During the annual Rath Yatra festival in the pilgrim town, three chariots famed for their majestic structure and brilliant craftsmanship start from the 12th century Jagannath Temple and reach the Gundicha Temple.

“The chariots are constructed afresh every year. There is no deviation in their heights, widths and other key parameters for centuries. However, new features are added to the chariots to make them more colourful and attractive,” Asit Mohanty, a researcher in the Jagannath culture, told PTI.

The carpenters engaged in chariot construction do not have any formal training. They only have knowledge and techniques that have been trickled down from their forefathers, Mohanty pointed out.

The chariots are constructed from over 4,000 pieces of wood by a few families who have the hereditary rights to make them.

“I have been engaged in chariot making for about four decades. I was trained by my father Lingaraj Mohapatra and he received training from my grandfather Ananta Mohapatra. It is a tradition and we are privileged to get the opportunity to serve the Lord,” said Bijay Mohapatra, the chief ‘Biswakarma’ (carpenter) of Lord Jagannath’s ‘Nandighosh’ chariot having 16 wheels.

Only traditional equipment like chisel are used in the construction of the chariots, he said.

“Our measurements are in the units of ‘haat’ (hand size) and ‘Anguli’ (finger size). There are no such units like feet or inches,” Mohapatra said.

Asked how the “Haat” size remain the same over centuries as the lengths of the hands of different carpenters are not similar, Mohapatra said: “My father has given me a stick. This stick is considered as one ‘Haat’. It is equivalent to 20 inches. Twenty-five ‘Angulis’ make a ‘Haat’. We use these measures to calibrate the height and width of the chariots.”

The carpenters start constructing chariots from the day of Akshaya Tritiya and take around 57 days to complete them.

The children of the carpenters accompany their fathers to assist them in making the chariots of Lord Jagannath, Devi Subhadra and Lord Balabhadra, so that the traditional knowledge is passed on to the future generation.
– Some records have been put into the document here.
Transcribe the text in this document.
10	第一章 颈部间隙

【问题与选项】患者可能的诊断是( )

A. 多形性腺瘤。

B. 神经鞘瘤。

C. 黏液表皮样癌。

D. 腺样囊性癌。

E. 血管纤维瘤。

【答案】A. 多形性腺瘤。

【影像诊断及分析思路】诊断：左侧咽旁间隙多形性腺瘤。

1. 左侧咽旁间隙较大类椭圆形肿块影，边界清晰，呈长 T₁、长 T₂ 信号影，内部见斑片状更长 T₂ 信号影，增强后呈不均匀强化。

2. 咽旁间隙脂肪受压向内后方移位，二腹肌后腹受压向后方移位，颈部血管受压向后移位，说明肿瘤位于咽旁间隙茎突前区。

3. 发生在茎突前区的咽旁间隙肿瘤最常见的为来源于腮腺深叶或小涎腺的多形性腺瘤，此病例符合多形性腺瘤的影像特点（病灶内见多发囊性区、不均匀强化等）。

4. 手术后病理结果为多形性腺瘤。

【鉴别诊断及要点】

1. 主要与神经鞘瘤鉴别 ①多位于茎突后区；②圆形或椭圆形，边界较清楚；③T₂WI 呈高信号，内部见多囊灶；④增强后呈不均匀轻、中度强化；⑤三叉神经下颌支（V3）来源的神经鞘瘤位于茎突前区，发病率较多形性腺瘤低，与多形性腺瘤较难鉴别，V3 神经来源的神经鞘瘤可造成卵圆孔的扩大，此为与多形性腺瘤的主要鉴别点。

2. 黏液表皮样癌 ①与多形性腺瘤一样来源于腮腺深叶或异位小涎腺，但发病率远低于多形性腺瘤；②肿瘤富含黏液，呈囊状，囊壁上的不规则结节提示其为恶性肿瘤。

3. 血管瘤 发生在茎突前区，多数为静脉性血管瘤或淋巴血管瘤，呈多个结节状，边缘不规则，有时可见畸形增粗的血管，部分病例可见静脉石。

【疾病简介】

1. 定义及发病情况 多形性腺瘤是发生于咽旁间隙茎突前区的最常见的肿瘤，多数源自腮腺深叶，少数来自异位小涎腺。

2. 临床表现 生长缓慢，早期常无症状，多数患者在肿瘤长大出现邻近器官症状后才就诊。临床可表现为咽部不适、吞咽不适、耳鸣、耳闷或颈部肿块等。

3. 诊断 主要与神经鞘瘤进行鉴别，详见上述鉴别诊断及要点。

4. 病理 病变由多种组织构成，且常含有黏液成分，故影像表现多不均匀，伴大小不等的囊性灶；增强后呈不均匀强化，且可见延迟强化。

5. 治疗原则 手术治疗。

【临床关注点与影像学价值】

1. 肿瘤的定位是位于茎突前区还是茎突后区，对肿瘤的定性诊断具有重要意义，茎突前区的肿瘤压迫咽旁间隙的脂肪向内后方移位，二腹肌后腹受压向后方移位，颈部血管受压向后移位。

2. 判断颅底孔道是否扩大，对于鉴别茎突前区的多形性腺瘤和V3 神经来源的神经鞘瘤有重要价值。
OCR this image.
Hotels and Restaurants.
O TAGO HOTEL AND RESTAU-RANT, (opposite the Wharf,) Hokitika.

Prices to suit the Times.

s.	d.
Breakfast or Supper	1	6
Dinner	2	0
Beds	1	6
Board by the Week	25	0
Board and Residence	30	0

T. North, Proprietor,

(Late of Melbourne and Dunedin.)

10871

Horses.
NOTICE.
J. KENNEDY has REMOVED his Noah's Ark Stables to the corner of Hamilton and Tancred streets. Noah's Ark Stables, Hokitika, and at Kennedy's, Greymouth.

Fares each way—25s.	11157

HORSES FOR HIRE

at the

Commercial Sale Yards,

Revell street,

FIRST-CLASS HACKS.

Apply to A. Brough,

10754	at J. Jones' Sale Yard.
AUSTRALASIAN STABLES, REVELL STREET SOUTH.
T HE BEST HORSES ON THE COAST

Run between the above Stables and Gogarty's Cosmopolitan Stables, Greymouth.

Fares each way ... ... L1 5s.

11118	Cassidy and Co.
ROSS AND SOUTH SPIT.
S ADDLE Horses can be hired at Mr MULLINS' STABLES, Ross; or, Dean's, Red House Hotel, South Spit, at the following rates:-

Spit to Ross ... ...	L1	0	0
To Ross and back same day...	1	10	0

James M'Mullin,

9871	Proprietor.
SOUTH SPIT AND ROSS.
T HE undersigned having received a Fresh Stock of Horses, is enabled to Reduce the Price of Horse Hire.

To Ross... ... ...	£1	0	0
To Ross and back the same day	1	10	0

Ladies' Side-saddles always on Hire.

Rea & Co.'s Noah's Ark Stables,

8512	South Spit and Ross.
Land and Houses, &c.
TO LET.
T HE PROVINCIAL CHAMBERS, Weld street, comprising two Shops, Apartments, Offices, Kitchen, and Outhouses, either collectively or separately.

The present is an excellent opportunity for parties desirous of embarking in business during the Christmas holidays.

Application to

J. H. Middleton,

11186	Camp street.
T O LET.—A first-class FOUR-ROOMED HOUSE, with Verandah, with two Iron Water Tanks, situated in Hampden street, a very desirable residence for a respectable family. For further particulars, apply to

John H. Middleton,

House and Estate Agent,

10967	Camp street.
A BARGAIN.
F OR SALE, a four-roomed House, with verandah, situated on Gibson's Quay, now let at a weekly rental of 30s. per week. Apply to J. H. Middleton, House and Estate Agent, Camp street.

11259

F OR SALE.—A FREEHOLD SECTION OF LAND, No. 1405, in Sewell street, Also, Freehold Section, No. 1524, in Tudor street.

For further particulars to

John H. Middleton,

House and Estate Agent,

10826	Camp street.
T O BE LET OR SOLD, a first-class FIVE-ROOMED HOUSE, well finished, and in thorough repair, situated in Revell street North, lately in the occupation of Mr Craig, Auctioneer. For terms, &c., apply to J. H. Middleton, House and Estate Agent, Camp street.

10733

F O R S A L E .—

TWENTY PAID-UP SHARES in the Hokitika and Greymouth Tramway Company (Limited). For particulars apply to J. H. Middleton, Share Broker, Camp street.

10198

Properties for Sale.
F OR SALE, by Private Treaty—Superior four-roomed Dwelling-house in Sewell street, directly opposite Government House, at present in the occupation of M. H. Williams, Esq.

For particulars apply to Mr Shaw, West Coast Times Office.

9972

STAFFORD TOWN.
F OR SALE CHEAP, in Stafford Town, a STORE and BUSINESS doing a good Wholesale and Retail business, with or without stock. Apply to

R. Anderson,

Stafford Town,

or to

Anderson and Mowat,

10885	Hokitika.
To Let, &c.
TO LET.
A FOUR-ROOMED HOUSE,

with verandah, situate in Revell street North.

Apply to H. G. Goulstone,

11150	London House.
“Though our children live outside Puri for a living, all of them come for two months and help their fathers in chariot making. It is considered to be a pious work for all of us,” he said.

Not only carpenters but also a group of artisans and blacksmiths are involved in the work for generations.

While the ‘Bishwakarma Sevaks’ look after the main construction of chariots, ‘Pahi Maharanas’ fix the wheels of the chariots. There are others like ‘Ojha Maharanas’ (blacksmiths) who prepare nails, pins, clamps, and iron rings.

This apart, various wooden sculptures such as ‘Ashta Manjari’ (eight women) are fitted on the chariots. Covers, canopies, and flags made of cloth are prepared by tailors.

“As many as 150 traditional craftsmen are engaged in chariot making for 57 days,” an official of the Shree Jagannath Temple Administration said.

Another researcher Bhaskar Mishra said that Lord Jagannath’s chariot, covered by red and yellow cloths, is constructed with 832 pieces of wood while Lord Balabhdra’s chariot, ‘Tajadwaja’, having 14 wheels, is draped in red and green cloths.

Similarly Devi Subhadra’s chariot ‘Darpadalan’ having 12 wheels is covered with red and black cloth.

The works department of the Odisha government gives fitness certificates to the chariots before they are pulled during the festival which attracts lakhs of people from across the country and abroad.

A team of engineers from the works department and the railways are kept ready for any repair work in the event of a breakdown of the chariots.

After the completion of the festival, the chariots are dismantled and major portions of them are auctioned. The remaining wood is sent to the temple kitchen.